Dans une tribune de Valeurs actuelles ( 7 mars 2021) Ingrid Riocreux s’inquiétait des conséquences du port du masque pour les enfants. Un faux problème ? Pas si sûr.
Une pédopsychiatre a récemment rejoint le Conseil scientifique. Bonne nouvelle, car si l’on s’inquiète pour nos étudiants, que dire du sort de nos plus jeunes ? Pour la seconde fois en trois jours, Franceinfo consacre son Vrai du faux à la question du port du masque chez les enfants ; les deux fois, c’est pour conclure que, contrairement aux rumeurs, inquiétudes ou fausses informations, les enfants, dans leur grande majorité, « tolèrent très bien cette protection ». Que cela contredise tous les témoignages de parents, d’enseignants et, bien sûr, d’enfants n’est pas un problème : le fact-checking de Franceinfo est là pour nous rappeler que la vérité n’est pas ce que nous voyons mais ce qu’on nous dit. Or, en la matière, la contrainte se renforce (depuis le 8 février, les masques faits maison sont interdits à l’école) et personne ne s’en inquiète publiquement car l’étiquette d’“anti-masques” est en passe de devenir au moins aussi infamante qu’anti-vaccins ou anti-IVG, c’est dire. Pourtant, il me paraît légitime de s’inquiéter des effets probablement nuisibles de cet accessoire qu’on prétendit inutile avant de le rendre obligatoire et que, désormais, il est si malvenu de critiquer. (…)

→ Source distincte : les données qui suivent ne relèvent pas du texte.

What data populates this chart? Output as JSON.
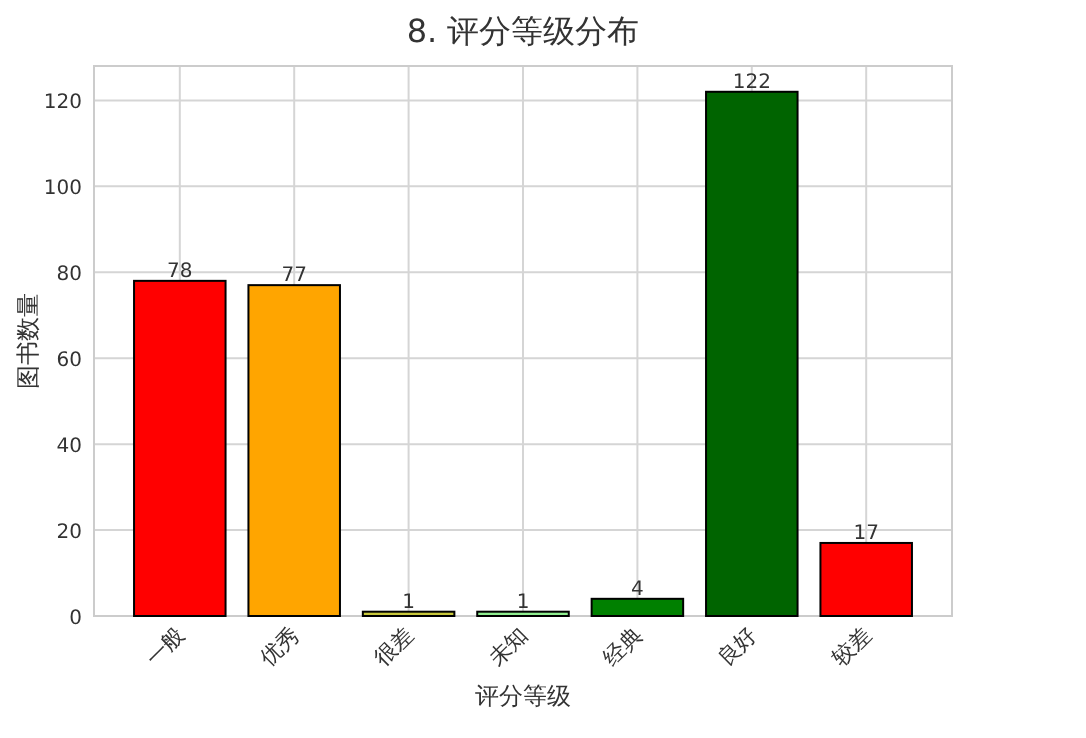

Il faut être directement en contact avec des bébés pour imaginer les conséquences qu’aura sur eux cette aube de la vie vécue dans un monde de masques. Les pédiatres nous parlent de l’importance du caché- coucou pour acquérir “la permanence de l’objet” : pour Bébé, un visage masqué n’est donc pas un visage, c’est une paire d’yeux ; la bouche qu’il ne voit pas, il ne la devine pas ; et cette voix qu’il entend, il ne sait pas d’où elle vient. Ôtez votre masque devant Bébé : il vous regarde et vous sourit, ou manifeste de la crainte s’il ne vous connaît pas. Autrement dit, il sait qu’il a affaire à une personne. Remettez votre masque : Bébé vous fixe comme il regarderait un objet curieux et inquiétant. Nous sommes nombreux à faire ce constat et il faut rendre hommage à ceux qui tentent de ménager une place pour ce sujet dans le débat public. (…)
Ce n’est pas du tout un questionnement secondaire que celui de l’avenir des tout-petits qui auront découvert le monde en rencontrant partout des visages masqués. Il faut certainement lutter contre ce coronavirus ; mais si nous produisons une génération de bègues autistes psychotiques et névrosés, aurons-nous vraiment gagné ?
Concluons sur un paradoxe : on s’est interrogé à longueur de débats télévisés et d’articles pour savoir si l’on avait le droit d’ôter son masque pour fumer ; puisque la réponse, semble-t-il, est “oui”, je crois que dès demain, j’allumerai une cigarette pour la promenade en poussette et j’expliquerai plus tard à mon enfant que c’est à cause du coronavirus qu’il a un cancer.